The One Tree by Stephen Donaldson

The One Tree book cover
Rating 8.6/10
A fresh breath of salt air in the Stephen Donaldson's fantasy masterpiece.

As readers put down The Wounded Land they were left with the mental imagery of Thomas Covenant boarding a giant-built dromond (a large castle-like ship built of stone) and sailing off to find the One Tree in order to recreate the Staff of Law and bring order back to the Land.

And so it with a fresh breath of salt air that the fifth instalment in the Stephen Donaldson's fantasy masterpiece begins. And rather than slowing down, or running out of ideas, like so many others do, this series has actually been getting better.
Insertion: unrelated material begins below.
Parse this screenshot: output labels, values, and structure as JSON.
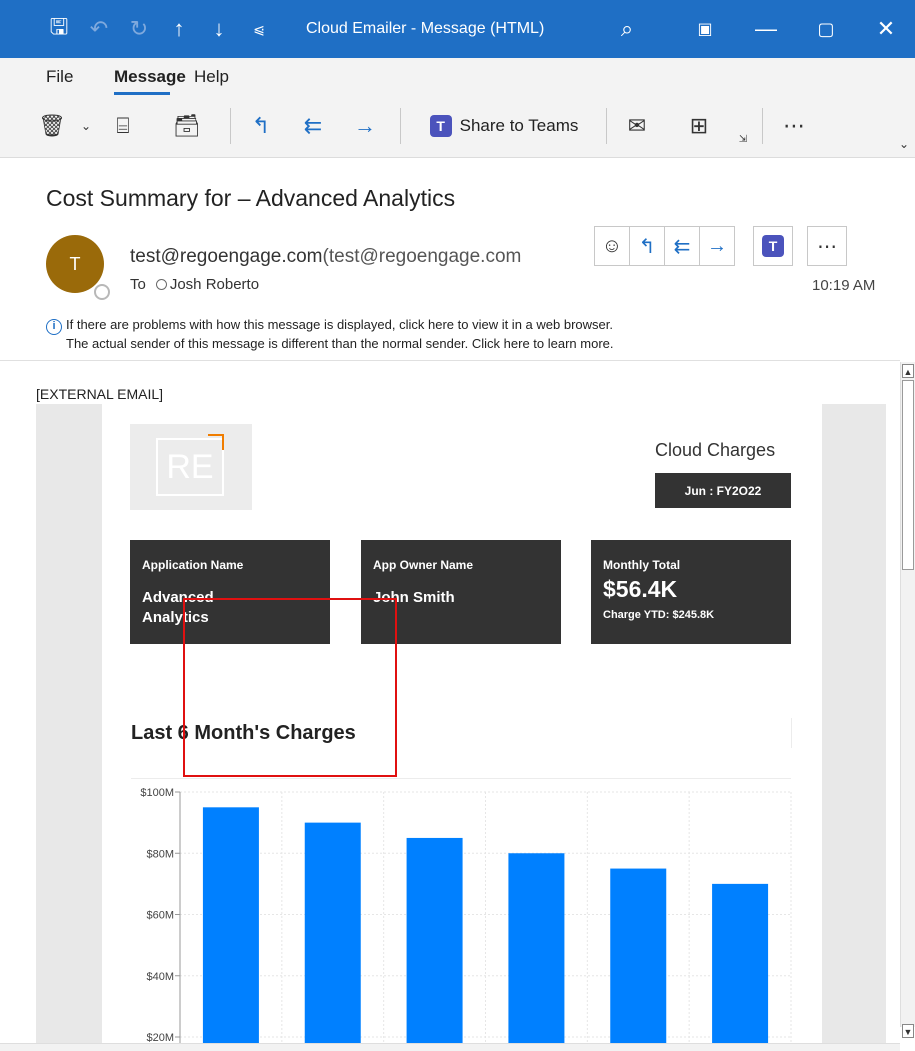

Does The One Tree keep things on track? For me it is both a yes and a no.

To be brutally honest, The One Tree is my least favourite book of the five in the series so far. That is not to say it is not a good book, it is, but it just lacked the immersive quality that I found in the previous four novels.

I found a parallel for The One Tree in C. S. Lewis’s The Voyage of the Dawn Treader. The Lion, the Witch and the Wardrobe and Prince Caspian had been received very well but the author was conscious that he needed to offer something fresh and new, something different from what had gone before. And so Lewis and Donaldson, possibly in an attempt avoid repetition, moved the story away from the places the readers knew and loved so well (Narnia and the Land) and put them to sea.

I did not like Voyage of the Dawn Treader at all, it took me 20 years to finally finish it after half-a-dozen aborted attempts. And while The One Tree is a far superior book I think it didn’t work for me because all I loved about the Land was missing. And I found the void left was unable to be filled successfully by the new characters and locations that are met by the quest on their voyage. I may be alone in my judgement but it just didn’t feel like a real Thomas Covenant book, it felt a little like a bridge between novels, in its way similar to Steven King’s Song of Susannah from the Dark Tower series which, important as it is to the overall story arc, just didn’t have the same immersive qualities as the previous five books.

Here is a little information on events that transpire: Thomas Covenant and Linden Avery flee from the Land, and embark with the Giants on a desperate search for the One Tree, the powerful life-force whose branches alone can re-make the Staff of Law. They leave the Sunbane-ravaged shores they know for a new world where awesome creatures attack them at sea – and strangely powerful new races both welcome and threaten them on Land. Lord Foul sends his Ravers to harry Covenant and all who help him. Before them lies the prize that can vanquish the Sunbane – or wreak the devastation that Lord Foul seeks…

This book is good, just not in my opinion great like the four that preceded it. Although I may sound a little down on it I should make haste to highlight the strengths that still run true.

A Stephen Donaldson Covenant novel is able to provide mental images of the very strongest nature. His characters are full of life: From Vain's dark demeanour, full of impassive strength to the solid and hearty giants, from the gaunt Covenant to the resolute Haruchai. The Land is also full of memorable places too; from Mithil Stonedown to Revelstone. Nothing that is read is forgotten.

I’m glad that I read The One Tree but I am also glad to move onto White Gold Wielder, which I hope will see us to return to the shores of the Land. Maybe I’m just a hobbit at heart, preferring things that I know and feel comfortable with; preferring home and comforts to travel and adventure.